Imogen Cunningham and Women / by M Durquet

Imogen Cunningham
Coffee Gallery, 1960 by Imogen
Portrait of a Woman, 1939, by Imogen
What is on my mind today: the state of women in 2015. It's a vast topic, but I will make it local and personal. I've been reminded that even, and maybe especially, in Silicon Valley, which has some of the best opportunities for creative people, women do not compete on equal terms with the men who run and fund tech companies. See, for example, the January 2015 article by Nina Burleigh in Newsweek: What Silicon Valley thinks of Women, which describes the sexism there as "sordid and systemic." http://www.newsweek.com/2015/02/06/what-silicon-valley-thinks-women-302821.html

In this same Valley, I teach at one of the top high schools in the state, a place where there is much talk about reducing the "achievement gap"(when Latino, Black and other minority students are not performing as well as their Asian and White peers). I don't remember the last time I heard anyone on campus talk about reducing the achievement gap between male and female students in certain subjects- particularly advanced Math and Science classes, where we don't even have statistics but know that these classes are filled mostly with young men. This topic seems to have fallen off the radar in a lot of schools, while universities still lament the underrepresentation of female students and professors in these subjects. We are talking about 50 % of the population, which also includes those in the "traditional" achievement gap. Why is this not equally as, or even more alarming to those of us who think that in 2015, the world is accessible to our daughters, sisters, mothers? 

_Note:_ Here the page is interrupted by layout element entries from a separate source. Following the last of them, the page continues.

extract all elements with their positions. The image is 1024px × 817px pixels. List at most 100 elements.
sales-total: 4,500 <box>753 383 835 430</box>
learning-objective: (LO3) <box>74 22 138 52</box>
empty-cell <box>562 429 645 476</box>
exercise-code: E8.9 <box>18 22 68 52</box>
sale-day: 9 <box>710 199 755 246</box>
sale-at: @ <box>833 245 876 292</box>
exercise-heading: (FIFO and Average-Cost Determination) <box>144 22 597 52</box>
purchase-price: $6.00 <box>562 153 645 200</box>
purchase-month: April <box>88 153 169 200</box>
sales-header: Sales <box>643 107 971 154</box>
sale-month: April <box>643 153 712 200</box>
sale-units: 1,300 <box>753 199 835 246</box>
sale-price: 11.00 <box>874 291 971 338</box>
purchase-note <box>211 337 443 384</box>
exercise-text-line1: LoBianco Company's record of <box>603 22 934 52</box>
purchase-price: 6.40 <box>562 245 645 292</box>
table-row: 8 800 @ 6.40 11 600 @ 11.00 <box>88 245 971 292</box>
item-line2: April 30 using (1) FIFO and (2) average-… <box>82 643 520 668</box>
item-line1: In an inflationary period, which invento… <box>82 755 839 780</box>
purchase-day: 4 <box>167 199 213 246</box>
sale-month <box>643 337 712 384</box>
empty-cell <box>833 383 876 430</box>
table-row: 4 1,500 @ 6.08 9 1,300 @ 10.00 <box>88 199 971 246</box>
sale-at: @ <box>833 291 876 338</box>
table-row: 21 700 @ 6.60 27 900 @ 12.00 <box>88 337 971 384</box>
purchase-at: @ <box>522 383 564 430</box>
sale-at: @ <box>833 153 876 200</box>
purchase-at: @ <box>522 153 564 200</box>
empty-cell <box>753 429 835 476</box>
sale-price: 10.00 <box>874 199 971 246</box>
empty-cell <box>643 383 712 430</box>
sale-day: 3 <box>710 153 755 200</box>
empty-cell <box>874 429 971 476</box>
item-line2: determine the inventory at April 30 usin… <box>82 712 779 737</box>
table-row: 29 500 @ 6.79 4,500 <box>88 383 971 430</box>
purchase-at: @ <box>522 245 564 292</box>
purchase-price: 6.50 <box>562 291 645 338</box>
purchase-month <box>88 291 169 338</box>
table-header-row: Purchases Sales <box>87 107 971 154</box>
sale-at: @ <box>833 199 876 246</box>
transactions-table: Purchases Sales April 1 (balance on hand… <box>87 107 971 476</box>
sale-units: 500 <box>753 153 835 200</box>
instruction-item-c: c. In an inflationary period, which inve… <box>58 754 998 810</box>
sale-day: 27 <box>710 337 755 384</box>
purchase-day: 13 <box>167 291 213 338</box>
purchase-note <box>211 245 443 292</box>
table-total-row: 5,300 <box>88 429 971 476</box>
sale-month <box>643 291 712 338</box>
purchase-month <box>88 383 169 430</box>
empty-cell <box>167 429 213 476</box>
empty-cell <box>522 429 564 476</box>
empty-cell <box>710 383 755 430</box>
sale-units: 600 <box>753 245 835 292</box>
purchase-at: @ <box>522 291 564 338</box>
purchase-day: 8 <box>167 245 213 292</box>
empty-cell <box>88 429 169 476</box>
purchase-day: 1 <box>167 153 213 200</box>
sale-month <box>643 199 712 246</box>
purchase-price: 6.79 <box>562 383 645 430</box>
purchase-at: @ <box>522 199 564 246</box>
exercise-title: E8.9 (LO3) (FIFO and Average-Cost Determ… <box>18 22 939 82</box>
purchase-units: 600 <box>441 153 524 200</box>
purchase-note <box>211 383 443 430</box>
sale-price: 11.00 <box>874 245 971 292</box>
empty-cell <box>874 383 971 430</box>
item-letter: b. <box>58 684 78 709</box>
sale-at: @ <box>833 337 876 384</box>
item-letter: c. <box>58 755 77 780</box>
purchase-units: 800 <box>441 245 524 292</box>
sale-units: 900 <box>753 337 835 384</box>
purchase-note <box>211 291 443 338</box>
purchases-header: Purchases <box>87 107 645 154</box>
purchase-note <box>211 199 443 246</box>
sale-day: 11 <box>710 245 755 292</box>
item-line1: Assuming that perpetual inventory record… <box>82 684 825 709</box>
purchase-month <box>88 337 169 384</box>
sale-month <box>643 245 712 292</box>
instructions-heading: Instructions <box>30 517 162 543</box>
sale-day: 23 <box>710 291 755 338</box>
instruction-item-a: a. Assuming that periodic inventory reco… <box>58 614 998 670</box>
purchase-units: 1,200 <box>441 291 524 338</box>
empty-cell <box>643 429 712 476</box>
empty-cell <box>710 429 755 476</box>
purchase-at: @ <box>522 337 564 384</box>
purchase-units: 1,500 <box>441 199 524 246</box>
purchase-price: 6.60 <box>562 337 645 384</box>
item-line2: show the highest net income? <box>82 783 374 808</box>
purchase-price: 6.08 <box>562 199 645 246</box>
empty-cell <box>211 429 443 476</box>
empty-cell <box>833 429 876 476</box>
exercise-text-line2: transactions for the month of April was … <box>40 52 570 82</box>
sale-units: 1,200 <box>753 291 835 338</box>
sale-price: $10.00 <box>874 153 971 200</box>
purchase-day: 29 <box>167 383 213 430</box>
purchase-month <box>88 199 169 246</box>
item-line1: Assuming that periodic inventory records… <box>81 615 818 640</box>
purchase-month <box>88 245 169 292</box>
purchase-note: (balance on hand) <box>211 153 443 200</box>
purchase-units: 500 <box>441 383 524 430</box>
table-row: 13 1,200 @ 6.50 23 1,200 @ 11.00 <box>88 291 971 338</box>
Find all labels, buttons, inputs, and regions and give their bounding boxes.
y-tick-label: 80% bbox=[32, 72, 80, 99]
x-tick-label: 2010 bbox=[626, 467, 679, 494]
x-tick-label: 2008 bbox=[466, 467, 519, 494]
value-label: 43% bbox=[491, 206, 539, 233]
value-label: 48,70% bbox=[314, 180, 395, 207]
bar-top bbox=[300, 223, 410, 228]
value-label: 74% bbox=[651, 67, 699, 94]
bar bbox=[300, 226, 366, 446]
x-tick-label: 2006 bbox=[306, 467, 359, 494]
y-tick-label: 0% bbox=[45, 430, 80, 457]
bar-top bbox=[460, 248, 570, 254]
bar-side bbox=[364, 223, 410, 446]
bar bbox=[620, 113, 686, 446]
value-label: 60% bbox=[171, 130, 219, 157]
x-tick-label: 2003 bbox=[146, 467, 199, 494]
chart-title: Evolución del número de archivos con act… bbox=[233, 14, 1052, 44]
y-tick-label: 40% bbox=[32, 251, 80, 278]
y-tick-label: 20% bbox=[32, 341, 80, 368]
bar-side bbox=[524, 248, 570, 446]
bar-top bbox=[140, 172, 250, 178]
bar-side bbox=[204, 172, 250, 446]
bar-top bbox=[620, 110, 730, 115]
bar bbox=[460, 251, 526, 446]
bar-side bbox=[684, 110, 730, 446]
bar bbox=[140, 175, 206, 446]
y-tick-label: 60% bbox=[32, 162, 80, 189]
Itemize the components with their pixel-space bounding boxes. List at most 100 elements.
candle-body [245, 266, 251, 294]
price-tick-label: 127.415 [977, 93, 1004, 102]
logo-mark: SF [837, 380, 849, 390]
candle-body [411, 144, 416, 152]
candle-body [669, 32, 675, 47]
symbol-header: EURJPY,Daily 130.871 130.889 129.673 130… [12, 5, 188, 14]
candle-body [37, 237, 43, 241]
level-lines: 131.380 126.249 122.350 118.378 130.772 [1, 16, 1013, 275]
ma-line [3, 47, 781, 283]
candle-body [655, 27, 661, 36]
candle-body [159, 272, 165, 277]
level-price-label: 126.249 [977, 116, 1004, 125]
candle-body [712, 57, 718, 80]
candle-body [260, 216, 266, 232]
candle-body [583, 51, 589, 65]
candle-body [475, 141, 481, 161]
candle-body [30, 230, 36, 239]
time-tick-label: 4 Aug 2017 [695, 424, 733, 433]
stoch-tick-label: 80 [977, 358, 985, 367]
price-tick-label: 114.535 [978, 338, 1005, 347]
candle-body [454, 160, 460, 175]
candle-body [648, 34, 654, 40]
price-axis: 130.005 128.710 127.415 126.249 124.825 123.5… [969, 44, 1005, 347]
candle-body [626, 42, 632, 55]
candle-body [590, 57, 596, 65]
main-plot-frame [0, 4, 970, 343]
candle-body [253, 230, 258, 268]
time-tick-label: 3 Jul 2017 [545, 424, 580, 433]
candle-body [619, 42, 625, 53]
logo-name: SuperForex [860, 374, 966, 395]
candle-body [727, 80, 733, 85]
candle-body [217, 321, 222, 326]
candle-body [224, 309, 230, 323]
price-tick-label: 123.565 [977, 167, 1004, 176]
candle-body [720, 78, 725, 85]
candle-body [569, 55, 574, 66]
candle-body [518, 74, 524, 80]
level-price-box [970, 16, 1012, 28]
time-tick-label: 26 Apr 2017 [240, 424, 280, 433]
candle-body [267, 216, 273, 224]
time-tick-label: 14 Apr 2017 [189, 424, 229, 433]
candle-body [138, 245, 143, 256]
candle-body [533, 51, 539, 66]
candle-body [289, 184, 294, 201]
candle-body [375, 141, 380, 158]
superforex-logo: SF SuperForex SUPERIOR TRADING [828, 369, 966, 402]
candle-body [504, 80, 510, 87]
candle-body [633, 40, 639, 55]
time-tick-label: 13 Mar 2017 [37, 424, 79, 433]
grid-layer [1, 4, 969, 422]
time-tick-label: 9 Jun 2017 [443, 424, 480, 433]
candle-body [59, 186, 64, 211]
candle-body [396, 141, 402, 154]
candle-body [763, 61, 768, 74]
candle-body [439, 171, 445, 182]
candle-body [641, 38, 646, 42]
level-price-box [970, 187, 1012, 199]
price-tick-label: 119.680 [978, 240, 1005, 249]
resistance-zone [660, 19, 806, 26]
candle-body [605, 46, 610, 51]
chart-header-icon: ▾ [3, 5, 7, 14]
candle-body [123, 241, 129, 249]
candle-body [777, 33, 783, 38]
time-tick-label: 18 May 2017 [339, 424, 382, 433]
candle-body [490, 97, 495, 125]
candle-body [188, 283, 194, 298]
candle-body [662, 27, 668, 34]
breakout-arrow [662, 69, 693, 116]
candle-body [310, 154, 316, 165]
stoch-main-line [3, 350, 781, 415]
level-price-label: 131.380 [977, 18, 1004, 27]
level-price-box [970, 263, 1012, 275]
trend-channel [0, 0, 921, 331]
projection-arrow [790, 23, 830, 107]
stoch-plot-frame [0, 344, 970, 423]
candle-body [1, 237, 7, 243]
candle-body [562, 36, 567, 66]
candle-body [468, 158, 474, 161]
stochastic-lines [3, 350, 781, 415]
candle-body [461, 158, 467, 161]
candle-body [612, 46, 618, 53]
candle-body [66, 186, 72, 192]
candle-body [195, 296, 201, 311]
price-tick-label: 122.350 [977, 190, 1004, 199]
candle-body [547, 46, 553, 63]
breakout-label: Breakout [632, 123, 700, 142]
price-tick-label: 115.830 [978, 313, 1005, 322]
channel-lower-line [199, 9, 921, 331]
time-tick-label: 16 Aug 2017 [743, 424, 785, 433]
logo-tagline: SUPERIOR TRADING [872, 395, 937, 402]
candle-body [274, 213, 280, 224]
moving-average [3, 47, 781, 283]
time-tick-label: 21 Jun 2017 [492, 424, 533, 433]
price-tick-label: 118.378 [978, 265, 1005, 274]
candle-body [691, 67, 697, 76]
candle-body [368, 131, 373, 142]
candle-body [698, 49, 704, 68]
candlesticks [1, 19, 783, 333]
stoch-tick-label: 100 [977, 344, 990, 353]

The subject of how we see and value women came up for me recently in an unexpected way, through the name of a great photographer: Imogen Cunningham. Recently I met with a man who is well known in San Francisco cultural circles and a keen observer/lover of women in his work and life. He had known Imogen. "Oh, she used to live down the street from me," he said, "and she kept asking to take my picture, but I kept telling her no. I didn't know who she was- she was just a little old lady. Later, I used to confuse her with Dorothea Lange." So I asked him, "If she had been young and beautiful, would you have agreed to have your picture taken?" "Oh, of course," he said, "but not because I'd want her to take my picture."

In the US, we fall behind many other countries, and not just industrialized countries, when it comes to the representation of women in many areas of public life. We are doing immeasurable damage when we dismiss old women because they look old, and young women because they are women. When we look at women through the veil of youth, beauty, availability, potential for personal or financial gain, we strip away the possibility of fully knowing them and deny their potential to express their ideas and talents. That is what happened to Imogen all those times she asked to take that man's picture.